Türkiye, Cumhuriyet tarihinde görmediği kadar en yoğun saldırılarla karşı karşıya. İçeriden ve dışarıdan.
Bu öyle bir saldırı ki, dışarıdan Yahudi’si, Ermeni’si, Rum’u, Yunan’ı, içeriden onların besili uşakları, yardakçıları, yalakaları. Hangisinin daha tehlikeli olduğunu olaylara bakınca çok rahatlıkla anlayabiliyoruz.
Şimdi besleme, fonlanan basından sonra, beslenen, fonlanan siyasetçileri görüyoruz. Almış olduğu talimatları harfiyen yerine getiriyorlar. Emirlere tam uyunca da bulundukları yerleri korudukları gibi daha tepelere çıkma hayali kuruyorlar.
Ne mi demek istiyoruz?
İzmir Büyükşehir Belediye Başkanı Tunç Soyer’i hatırlayacaksınız! Bir dönem İzmir Bayrağından, İzmir Parasından bahsetmiş geçmişin özlemini dile getirmişti. Yani, “İzmir Devleti”. Gelen tepkiler üzerine geri adım atmış yine bugün olduğu gibi, “Ben öyle demek istemedim, şöyle dedim” diye tam bir tornistan yapmıştı.
Şimdi yine aynı şeyi yaptı. Osmanlıya hakaret etti, Yunana el salladı. Sanki İzmir’i işgal eden, Anadolu’yu kan gölüne çeviren, insanımızı katleden, her türlü işkenceyi reva gören, her türlü alçaklığı, rezilliği, şerefsizliği yapan Osmanlı! Yunan ise yunmuş yıkanmış tertemiz olmuş bir devlet! İzmir’in kurtuluşunun 100. yıl dönümünde, Osmanlıya vur ha vur, Yunana selam dur. Yani kahrolsun Osmanlı Yaşasın Yunan…!!!
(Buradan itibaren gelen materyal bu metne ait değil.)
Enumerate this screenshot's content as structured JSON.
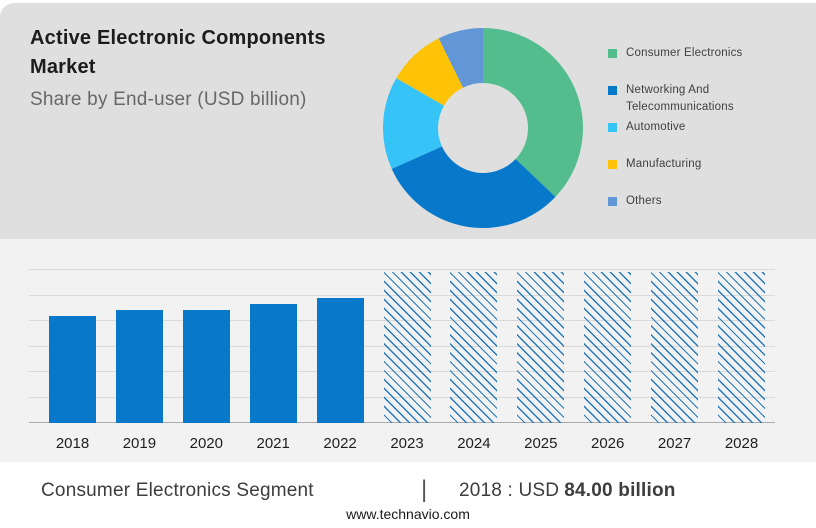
{
  "header": {
    "title": "Active Electronic Components Market",
    "subtitle": "Share by End-user (USD billion)"
  },
  "chart_data": [
    {
      "type": "pie",
      "subtype": "donut",
      "title": "Share by End-user (USD billion)",
      "labels": [
        "Consumer Electronics",
        "Networking And Telecommunications",
        "Automotive",
        "Manufacturing",
        "Others"
      ],
      "values_share_pct": [
        37.1,
        31.2,
        15.0,
        9.4,
        7.3
      ],
      "colors": [
        "#53BD8E",
        "#0878CB",
        "#36C3F7",
        "#FEC306",
        "#6197D6"
      ],
      "hole_ratio": 0.45,
      "start_angle_deg": 0,
      "direction": "clockwise",
      "legend_position": "right"
    },
    {
      "type": "bar",
      "title": "",
      "xlabel": "",
      "ylabel": "",
      "categories": [
        "2018",
        "2019",
        "2020",
        "2021",
        "2022",
        "2023",
        "2024",
        "2025",
        "2026",
        "2027",
        "2028"
      ],
      "series": [
        {
          "name": "Consumer Electronics Segment (USD billion)",
          "values": [
            84.0,
            88.6,
            88.4,
            93.5,
            98.0,
            null,
            null,
            null,
            null,
            null,
            null
          ]
        }
      ],
      "hatched_forecast": [
        false,
        false,
        false,
        false,
        false,
        true,
        true,
        true,
        true,
        true,
        true
      ],
      "forecast_note": "2023-2028 drawn as full-height hatched bars, values not labeled",
      "ylim": [
        0,
        120
      ],
      "gridline_step": 20,
      "grid": true,
      "y_axis_labels_shown": false,
      "bar_color": "#0878CB",
      "hatch_color": "#2579BE"
    }
  ],
  "footer": {
    "segment_label": "Consumer Electronics Segment",
    "separator": "|",
    "stat_prefix": "2018 : USD",
    "stat_value": "84.00 billion",
    "website": "www.technavio.com"
  },
  "colors": {
    "panel_top_bg": "#dfdfdf",
    "panel_chart_bg": "#f2f2f2",
    "footer_bg": "#ffffff",
    "grid_line": "#d9d9d9",
    "axis_line": "#ababab"
  }
}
Elbette Soyer Efendi zihniyetinin gereğini yerine getiriyor. Tam da armut dibine düşmüş. Kimse ailesinin yaptıkları ile suçlanamaz ama Soyer Efendinin babası da aynı zihniyette 12 Eylül işkencecileri arasındaydı. Bu zihniyete sahip kişiler değişir ama anlayışın değişmeyeceği kesin.
Soyer Efendinin zihniyetinin tezahürü bitti mi, bitmedi. Soruyorlar; “Yunanistan’ın provokasyonları hakkında ne düşünüyorsunuz?” Soyer Efendi patlatıyor cevabı; “O benim değil devletin sorunu”. Gerçekten Yunanın veya diğerlerinin yaptığı alçaklıklar bizim meselemiz değil mi? İşin tuhaf olanı malum şahsın Genel Başkanından tık yok.
Peki Soyer efendi, sormazlar mı adama Osmanlı neden senin sorunun?
Konuşmasında Osmanlıya saldıran, Yunan’dan, İngiliz’den, Fransız’dan, İtalyan’dan yani işgalci emperyalist güçlerden hiç bahsetmeyen Soyer Efendinin konuşmasını dinleyenler ayakta ve çılgınca alkışlanması, bize; Allah’ım sen bizi koru, içimizde gerçekten bu kadar çok “Soyer Efendiler mi var?”. Bu Soyer Efendi 2019 da da “Kıbrıs’ı Kıbrıs’a bırakalım, müdahale etmeyelim “ demişti. Tabi hemen aklımıza geliyor, “Kıbrıs niye senin sorunun” diyorsun ya Yunanın saldırıları benim sorunum değil devletin sorunu diye…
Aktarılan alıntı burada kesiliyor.